This union leader says she can get teachers back in schools.
Randi Weingarten, the most powerful teachers’ union president in the United States, has a message: She wants to get students back in the nation’s classrooms.
She spends 15 hours per day on the phone, she says — with local labor leaders, mayors, the White House, the Centers for Disease Control and Prevention — trying to figure out how to reopen the three-quarters of school systems that remain fully or partly closed.
But with the pandemic approaching its first anniversary, and a new president — a union ally — vowing to reopen elementary and middle schools within his first 100 days, she faces a difficult truth: In the liberal cities and suburbs where schools are most likely to remain closed, teachers’ unions are the most powerful forces saying no, not yet.
Not before teacher vaccinations, they say, or upgraded school ventilation systems, or accommodations for educators with vulnerable relatives.
The Chicago union had ground reopening to a halt before reaching a tentative deal on Sunday with Mayor Lori Lightfoot, averting a strike and agreeing to return K-8 students to classrooms by early March. The Philadelphia local is threatening to refuse to enter school buildings this week.

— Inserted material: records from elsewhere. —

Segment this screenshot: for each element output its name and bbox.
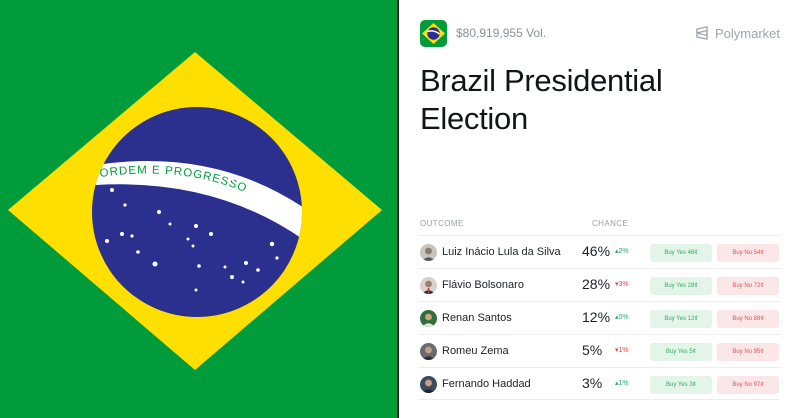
table-header: OUTCOME CHANCE (420, 219, 780, 233)
flag-blue-globe (92, 107, 302, 317)
buy-yes-button[interactable]: Buy Yes 46¢ (650, 244, 712, 262)
outcome-list: Luiz Inácio Lula da Silva 46% ▴2% Buy Ye… (418, 235, 780, 400)
candidate-avatar (420, 376, 437, 393)
chance-delta: ▾3% (615, 281, 629, 288)
brazil-flag-image: ORDEM E PROGRESSO (0, 0, 397, 418)
buy-no-button[interactable]: Buy No 97¢ (717, 376, 779, 394)
volume-label: $80,919,955 Vol. (456, 26, 547, 40)
card-header: $80,919,955 Vol. Polymarket (420, 19, 780, 47)
chance-delta: ▴0% (615, 314, 629, 321)
panel-divider (397, 0, 399, 418)
candidate-name: Renan Santos (442, 312, 512, 324)
brand-logo[interactable]: Polymarket (695, 26, 780, 41)
buy-no-button[interactable]: Buy No 72¢ (717, 277, 779, 295)
outcome-row[interactable]: Flávio Bolsonaro 28% ▾3% Buy Yes 28¢ Buy… (418, 268, 780, 301)
buy-no-button[interactable]: Buy No 95¢ (717, 343, 779, 361)
flag-stars (105, 175, 279, 292)
market-flag-icon (420, 19, 447, 47)
candidate-avatar (420, 343, 437, 360)
brand-name: Polymarket (714, 25, 780, 41)
buy-yes-button[interactable]: Buy Yes 28¢ (650, 277, 712, 295)
buy-yes-button[interactable]: Buy Yes 5¢ (650, 343, 712, 361)
candidate-name: Fernando Haddad (442, 378, 531, 390)
chance-value: 3% (582, 375, 603, 391)
buy-yes-button[interactable]: Buy Yes 3¢ (650, 376, 712, 394)
polymarket-logo-icon (696, 26, 708, 40)
chance-value: 12% (582, 309, 611, 325)
buy-no-button[interactable]: Buy No 54¢ (717, 244, 779, 262)
column-chance: CHANCE (592, 219, 629, 228)
chance-delta: ▴2% (615, 248, 629, 255)
candidate-name: Flávio Bolsonaro (442, 279, 524, 291)
chance-value: 28% (582, 276, 611, 292)
candidate-name: Romeu Zema (442, 345, 509, 357)
chance-delta: ▴1% (615, 380, 629, 387)
flag-motto-band (92, 161, 302, 240)
chance-delta: ▾1% (615, 347, 629, 354)
candidate-avatar (420, 244, 437, 261)
column-outcome: OUTCOME (420, 219, 464, 228)
candidate-name: Luiz Inácio Lula da Silva (442, 246, 561, 258)
outcome-row[interactable]: Romeu Zema 5% ▾1% Buy Yes 5¢ Buy No 95¢ (418, 334, 780, 367)
chance-value: 46% (582, 243, 611, 259)
chance-value: 5% (582, 342, 603, 358)
market-card: $80,919,955 Vol. Polymarket Brazil Presi… (399, 0, 800, 418)
candidate-avatar (420, 310, 437, 327)
outcome-row[interactable]: Renan Santos 12% ▴0% Buy Yes 12¢ Buy No … (418, 301, 780, 334)
candidate-avatar (420, 277, 437, 294)
buy-yes-button[interactable]: Buy Yes 12¢ (650, 310, 712, 328)
outcome-row[interactable]: Fernando Haddad 3% ▴1% Buy Yes 3¢ Buy No… (418, 367, 780, 400)
buy-no-button[interactable]: Buy No 88¢ (717, 310, 779, 328)
market-title: Brazil Presidential Election (420, 63, 663, 136)
outcome-row[interactable]: Luiz Inácio Lula da Silva 46% ▴2% Buy Ye… (418, 235, 780, 268)
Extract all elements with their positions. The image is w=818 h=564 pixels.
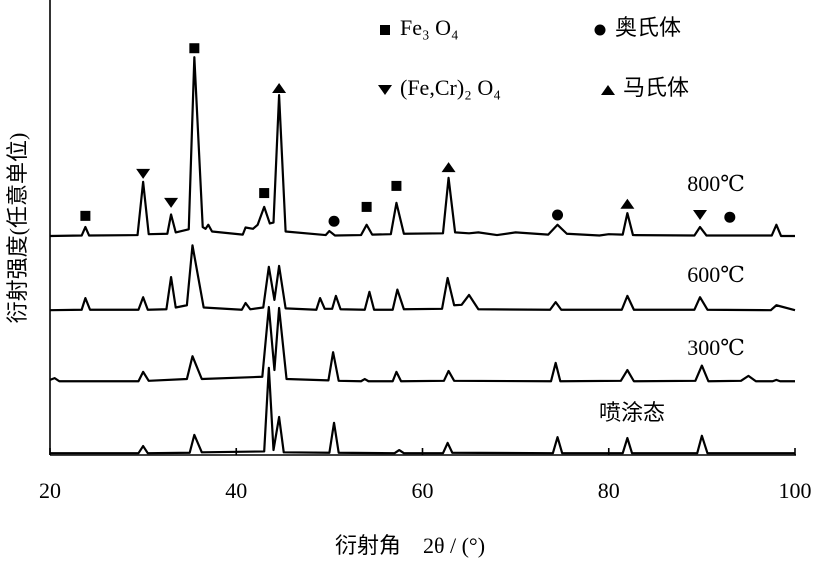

And California unions have left that state’s Democratic governor, Gavin Newsom, so frustrated that in a recent meeting he lashed out, saying, “If everybody has to be vaccinated, we might as well just tell people the truth: There will be no in-person instruction in the state of California.”
That puts Ms. Weingarten, leader of the 1.7 million-member American Federation of Teachers, the nation’s second-largest teachers’ union and a close ally of President Biden, in a tight spot. Responsive to her 3,000 locals, which sometimes push her from the left, she is also sensitive to a situation so historic as to be difficult to comprehend: For 10 months, tens of millions of children have had no access to in-person public education.
Young children unable to learn productively via screens, low-income students without reliable home internet, those with disabilities and other vulnerable groups have been hit hardest from lack of access to the academics and social services only school buildings can provide.
“We have to get this done,” Ms. Weingarten said of resuming in-person education — something she thinks can be accomplished safely even before teachers are widely vaccinated, provided certain conditions are met, such as in-school virus testing.